Other than the engine’s governed speed, there is no other feature that keeps the Mule from being used as a trail machine use more than its lack of proper suspension travel. In spite of the Mule’s redesign, the suspension continues as before with struts up front providing 3.9 inches of travel and a DeDion rear suspension with overload springs and 2.8 inches of travel. And, just like the governed speed, the suspension works just fine when used around the farm or construction site. It isn’t until you try to hit a longer section of rough trail that the bumps can quickly and easily exceed the travel.
The brakes are hydraulic-operated, self-adjusting, sealed drums at each wheel. Certainly not leading edge, but more than adequate for utility use. Their simplicity of design and proven reliability are both assets when longevity and inexpensive maintenance are what counts the most. Mounted on steel wheels are 23-inch all terrain tires.

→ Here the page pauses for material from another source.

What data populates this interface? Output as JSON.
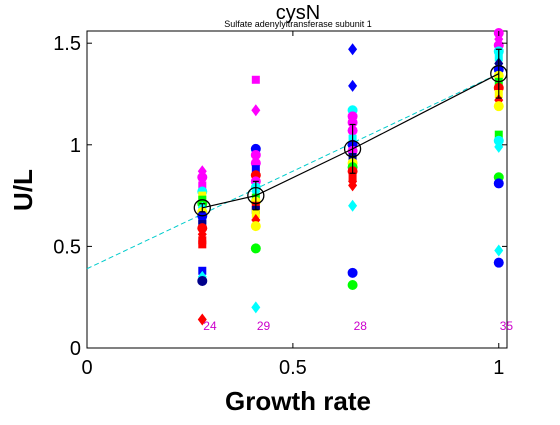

The Mule 4010 Trans4x4 (MSRP $10,699) is very easy to climb into and out of. It’s also incredibly quiet and smooth in its operation. Both are big plusses for working around either people or livestock. We do wish it started in gear with the brake on though. Always having to make sure the Mule is in neutral can get pretty annoying in those situations where you need to constantly be in and out of the machine. We also really think that the governor should have settings for different top speeds so those construction site operators and private ranch owners could choose their desired top speed. And on that same note, the suspension could use about an inch more travel. We also wish the ignition key was closer to the driver, and the fuel gage was on the dash and not under the seat.
But let’s remember that it’s designed to be a workhorse. To that extent, the Mule is solid feeling with proven, bullet-proof construction. Use it for work and you’ll love it. Use it for recreation and you’ll quickly find it lacking.
Also of note; In our experiences with both gas and diesel models, we’ve found that the incredible torque of the diesel makes it a more powerful and far more unstoppable alternative than the gas model and thus we think, well worth the additional $1,300.